Oui, le placement LODEOM se combine parfaitement avec d’autres dispositifs grâce à sa niche fiscale dédiée :

  • Cumul avec dispositifs immobiliers : Pinel, Malraux, Monuments Historiques, Denormandie utilisent le plafond de niches fiscales général (10.000 €), tandis que la LODEOM dispose de son propre plafond spécifique de 18.000 € ;
  • Cumul avec crédits d’impôt : emploi à domicile, garde d’enfants, dons aux œuvres sont pleinement compatibles car ils ne sont pas soumis au même plafonnement ;
  • Stratégie patrimoniale : pour les contribuables fortement imposés, combiner LODEOM (réduction one-shot rapide) avec d’autres dispositifs permet une optimisation fiscale globale et équilibrée.

Comment choisir le meilleur Girardin industriel ?

Le choix du meilleur Girardin industriel repose sur plusieurs critères objectifs :

  • Historique du monteur.

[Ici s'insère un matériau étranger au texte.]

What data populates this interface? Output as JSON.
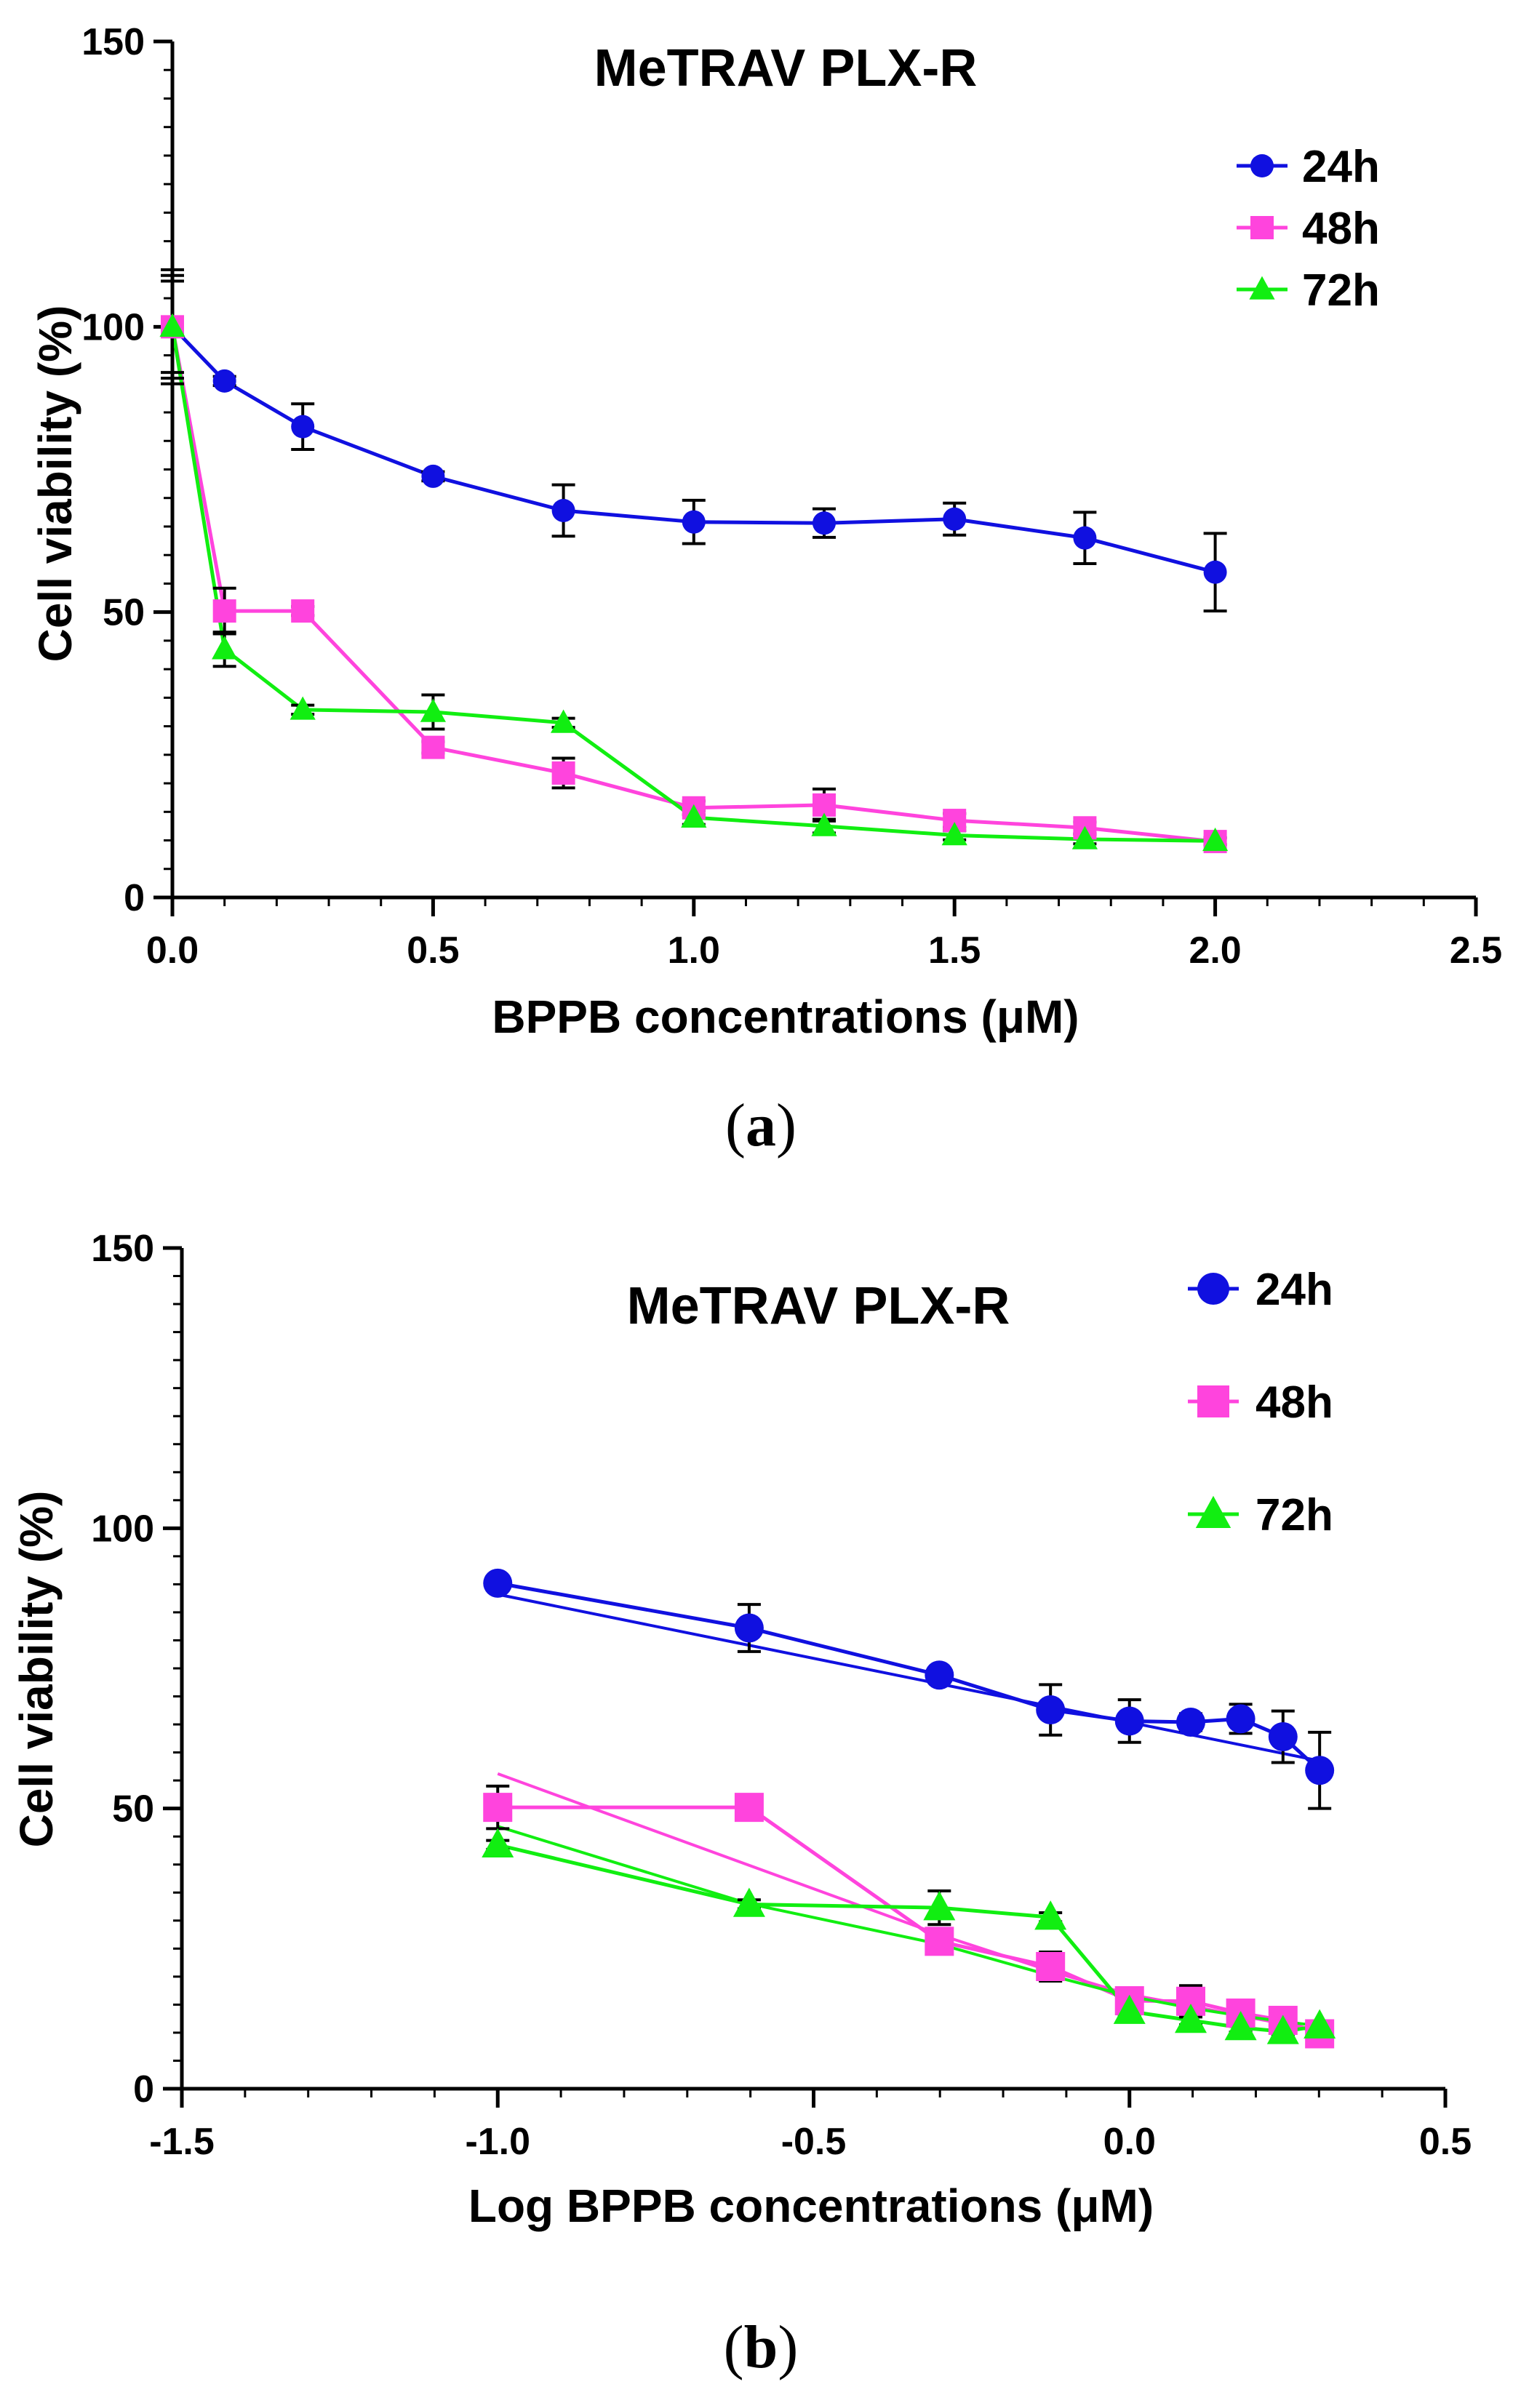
{
  "chart_data": [
    {
      "type": "line",
      "panel": "a",
      "panel_label": "(a)",
      "panel_letter": "a",
      "title": "MeTRAV PLX-R",
      "xlabel": "BPPB concentrations (μM)",
      "ylabel": "Cell viability (%)",
      "xlim": [
        0,
        2.5
      ],
      "ylim": [
        0,
        150
      ],
      "xticks": [
        0.0,
        0.5,
        1.0,
        1.5,
        2.0,
        2.5
      ],
      "xtick_labels": [
        "0.0",
        "0.5",
        "1.0",
        "1.5",
        "2.0",
        "2.5"
      ],
      "yticks": [
        0,
        50,
        100,
        150
      ],
      "ytick_labels": [
        "0",
        "50",
        "100",
        "150"
      ],
      "legend_position": "top-right",
      "series": [
        {
          "name": "24h",
          "color": "#1010e0",
          "marker": "circle",
          "x": [
            0,
            0.1,
            0.25,
            0.5,
            0.75,
            1.0,
            1.25,
            1.5,
            1.75,
            2.0
          ],
          "y": [
            100,
            90.5,
            82.5,
            73.8,
            67.8,
            65.8,
            65.6,
            66.3,
            63,
            57
          ],
          "err": [
            10,
            0.8,
            4,
            0.8,
            4.5,
            3.8,
            2.5,
            2.8,
            4.5,
            6.8
          ]
        },
        {
          "name": "48h",
          "color": "#ff44dd",
          "marker": "square",
          "x": [
            0,
            0.1,
            0.25,
            0.5,
            0.75,
            1.0,
            1.25,
            1.5,
            1.75,
            2.0
          ],
          "y": [
            100,
            50.2,
            50.2,
            26.3,
            21.8,
            15.7,
            16.2,
            13.5,
            12.2,
            9.8
          ],
          "err": [
            8,
            4,
            0.8,
            1,
            2.6,
            1.2,
            2.8,
            1.2,
            1,
            0.6
          ]
        },
        {
          "name": "72h",
          "color": "#11ee11",
          "marker": "triangle",
          "x": [
            0,
            0.1,
            0.25,
            0.5,
            0.75,
            1.0,
            1.25,
            1.5,
            1.75,
            2.0
          ],
          "y": [
            100,
            43.5,
            32.9,
            32.5,
            30.6,
            14.0,
            12.5,
            10.9,
            10.2,
            9.9
          ],
          "err": [
            9,
            3,
            0.8,
            3,
            0.8,
            1.2,
            1.2,
            0.8,
            0.8,
            0.6
          ]
        }
      ]
    },
    {
      "type": "line",
      "panel": "b",
      "panel_label": "(b)",
      "panel_letter": "b",
      "title": "MeTRAV PLX-R",
      "xlabel": "Log BPPB concentrations (μM)",
      "ylabel": "Cell viability (%)",
      "xlim": [
        -1.5,
        0.5
      ],
      "ylim": [
        0,
        150
      ],
      "xticks": [
        -1.5,
        -1.0,
        -0.5,
        0.0,
        0.5
      ],
      "xtick_labels": [
        "-1.5",
        "-1.0",
        "-0.5",
        "0.0",
        "0.5"
      ],
      "yticks": [
        0,
        50,
        100,
        150
      ],
      "ytick_labels": [
        "0",
        "50",
        "100",
        "150"
      ],
      "legend_position": "top-right",
      "series": [
        {
          "name": "24h",
          "color": "#1010e0",
          "marker": "circle",
          "x": [
            -1.0,
            -0.602,
            -0.301,
            -0.125,
            0.0,
            0.097,
            0.176,
            0.243,
            0.301
          ],
          "y": [
            90.2,
            82.2,
            73.8,
            67.6,
            65.6,
            65.4,
            66.0,
            62.8,
            56.8
          ],
          "err": [
            0.8,
            4.2,
            1,
            4.5,
            3.8,
            1.5,
            2.6,
            4.6,
            6.8
          ],
          "fit": {
            "x": [
              -1.0,
              0.301
            ],
            "y": [
              88.2,
              58.5
            ]
          }
        },
        {
          "name": "48h",
          "color": "#ff44dd",
          "marker": "square",
          "x": [
            -1.0,
            -0.602,
            -0.301,
            -0.125,
            0.0,
            0.097,
            0.176,
            0.243,
            0.301
          ],
          "y": [
            50.2,
            50.2,
            26.3,
            21.8,
            15.7,
            15.6,
            13.5,
            12.2,
            9.8
          ],
          "err": [
            3.8,
            0.8,
            1,
            2.6,
            1.2,
            2.8,
            1.2,
            1,
            0.6
          ],
          "fit": {
            "x": [
              -1.0,
              -0.301,
              -0.125,
              0.0,
              0.097,
              0.176,
              0.243,
              0.301
            ],
            "y": [
              56.2,
              27.5,
              21.0,
              16.8,
              14.8,
              13.0,
              11.6,
              10.4
            ]
          }
        },
        {
          "name": "72h",
          "color": "#11ee11",
          "marker": "triangle",
          "x": [
            -1.0,
            -0.602,
            -0.301,
            -0.125,
            0.0,
            0.097,
            0.176,
            0.243,
            0.301
          ],
          "y": [
            43.5,
            32.9,
            32.3,
            30.6,
            13.8,
            12.2,
            10.9,
            10.2,
            11.2
          ],
          "err": [
            0.8,
            0.8,
            3,
            0.8,
            0.8,
            0.8,
            0.8,
            0.6,
            0.6
          ],
          "fit": {
            "x": [
              -1.0,
              -0.602,
              -0.301,
              -0.125,
              0.0,
              0.097,
              0.176,
              0.243,
              0.301
            ],
            "y": [
              46.8,
              33.0,
              25.8,
              20.2,
              16.5,
              14.4,
              13.0,
              12.0,
              11.2
            ]
          }
        }
      ]
    }
  ]
}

Privilégiez les sociétés de gestion présentes sur ce marché depuis plusieurs années, avec un taux de requalification fiscale faible ou nul sur leurs opérations passées ;
  • Présence locale permanente. Privilégiez les équipes sur place dans les DROM-COM pour assurer le suivi opérationnel, vérifier l’état du matériel et anticiper les difficultés ;
  • Qualité des garanties :
    • Assurances complètes (vol, destruction, responsabilité civile) ;
    • Cautions bancaires pour sécuriser l’opération ;
    • Solidité financière des exploitants locataires (bilans analysés).
  • Transparence des frais de gestion (généralement 8 % à 12 % du montant investi) ;
  • Rendement fiscal net cohérent. Celui-ci doit idéalement se situer entre 110 % et 140 % selon le type de projet et le niveau de risque. Le taux le plus élevé n’est pas toujours le plus pertinent si les garanties sont insuffisantes.

Quelle différence entre défiscalisation LODEOM et réduction d’impôt classique ?

La défiscalisation LODEOM se distingue des réductions d’impôt classiques par plusieurs spécificités :

  • Rendement supérieur à 100 %. Contrairement aux dispositifs immobiliers classiques, la LODEOM rend plus que l’investissement initial (110 % à 140 %) ;
  • Immédiateté. La réduction s’applique dès l’année N+1, versus un étalement pluriannuel pour la plupart des dispositifs immobiliers ;
  • Niche fiscale dédiée. Vous disposez d’un plafond distinct de 18 000 € (Outre-Mer) vs 10 000 € (métropole), permettant un cumul optimal ;
  • Reportabilité. Le solde non utilisé se reporte sur 5 ans, ce qui est rare parmi les niches fiscales.

La LODEOM est-il réservé aux très hauts revenus ?

Non. Contrairement à certaines idées reçues, l’investissement LODEOM s’adresse à un spectre large de contribuables. Cela s’explique par un ticket d’entrée accessible et un très large public-cible (contribuables avec 3.000 € à 100.000 € d’impôt annuel).

Pensez à la LODEOM dans votre stratégie patrimoniale !

Le dispositif LODEOM Girardin constitue un outil de défiscalisation exceptionnel pour les contribuables recherchant une optimisation fiscale one-shot, sans immobilisation longue du capital. Son rendement fiscal unique (110 % à 140 %) et sa compatibilité avec d’autres dispositifs en font un complément stratégique pour toute ingénierie patrimoniale bien pensée.

Néanmoins, sa complexité juridique et ses risques inhérents imposent un accompagnement expert. Le choix du structureur, la qualité des garanties et la pertinence du montage vis-à-vis de votre situation fiscale constituent des prérequis incontournables.